Hospitals Take A Hit

On a Saturday afternoon in November of 1960, Eastern Illinois University lost a football game to Central Michigan University, 35-12. One unlucky linebacker, Dorrence Darling II, suffered a severe leg fracture while attempting a tackle.

At Charleston Community Memorial Hospital Dr. John Alexander applied traction and set a plaster cast. Darling was in serious pain; his toes became swollen, black, and cold, then lost feeling. Twice Dr. Alexander cut away part of the cast, then he removed it altogether. A witness said the wound was "the worst he had smelled since World War II." The leg was finally amputated eight inches below the knee.

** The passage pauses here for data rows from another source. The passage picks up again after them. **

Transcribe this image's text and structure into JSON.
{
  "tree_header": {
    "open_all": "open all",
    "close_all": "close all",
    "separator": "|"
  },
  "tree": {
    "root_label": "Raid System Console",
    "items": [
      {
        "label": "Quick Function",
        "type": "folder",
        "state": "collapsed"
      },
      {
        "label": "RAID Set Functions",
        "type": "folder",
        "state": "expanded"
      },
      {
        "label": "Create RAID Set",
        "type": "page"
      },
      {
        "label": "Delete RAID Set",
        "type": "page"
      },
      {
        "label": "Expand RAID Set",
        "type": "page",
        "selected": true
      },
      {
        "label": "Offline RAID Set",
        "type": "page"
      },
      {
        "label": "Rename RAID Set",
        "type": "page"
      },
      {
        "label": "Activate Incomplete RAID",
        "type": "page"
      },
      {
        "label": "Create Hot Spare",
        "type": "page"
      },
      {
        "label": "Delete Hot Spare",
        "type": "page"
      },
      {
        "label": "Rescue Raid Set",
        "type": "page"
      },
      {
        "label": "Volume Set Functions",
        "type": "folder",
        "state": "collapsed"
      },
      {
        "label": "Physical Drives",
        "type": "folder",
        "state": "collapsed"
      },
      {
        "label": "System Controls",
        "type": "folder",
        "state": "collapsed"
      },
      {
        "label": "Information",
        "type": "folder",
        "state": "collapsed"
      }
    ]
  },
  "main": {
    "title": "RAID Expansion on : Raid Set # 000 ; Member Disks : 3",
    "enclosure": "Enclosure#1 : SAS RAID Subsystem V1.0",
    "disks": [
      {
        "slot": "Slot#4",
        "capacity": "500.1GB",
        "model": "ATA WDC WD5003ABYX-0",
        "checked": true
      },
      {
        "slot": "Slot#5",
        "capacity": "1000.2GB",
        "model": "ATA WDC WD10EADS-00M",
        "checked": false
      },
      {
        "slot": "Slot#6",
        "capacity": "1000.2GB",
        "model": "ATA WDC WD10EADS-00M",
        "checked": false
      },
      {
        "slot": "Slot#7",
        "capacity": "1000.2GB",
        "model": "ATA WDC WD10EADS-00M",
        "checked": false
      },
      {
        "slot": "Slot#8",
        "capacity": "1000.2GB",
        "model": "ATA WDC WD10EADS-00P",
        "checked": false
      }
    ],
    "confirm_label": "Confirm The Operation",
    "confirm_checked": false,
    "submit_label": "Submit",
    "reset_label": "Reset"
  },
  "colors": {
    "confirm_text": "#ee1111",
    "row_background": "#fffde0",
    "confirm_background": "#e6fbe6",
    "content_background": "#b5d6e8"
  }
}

The Darling family settled with Dr. Alexander, but also sued the hospital. Because only individuals were licensed to practice medicine, hospitals had been immune to this liability. The Darlings argued that hospital accreditation standards, state licensing regulations, and the hospital’s own bylaws set a standard of care that the hospital had failed to meet. The Illinois Supreme Court concurred in 1965, a decision that marked a turning point in hospital responsibility for the quality of their care—and encouraged hospitals to take more interest in their emergency departments. Forty years later a legal scholar called it a Big Bang event that spawned "a totally new and still expanding universe of hospital liability theory."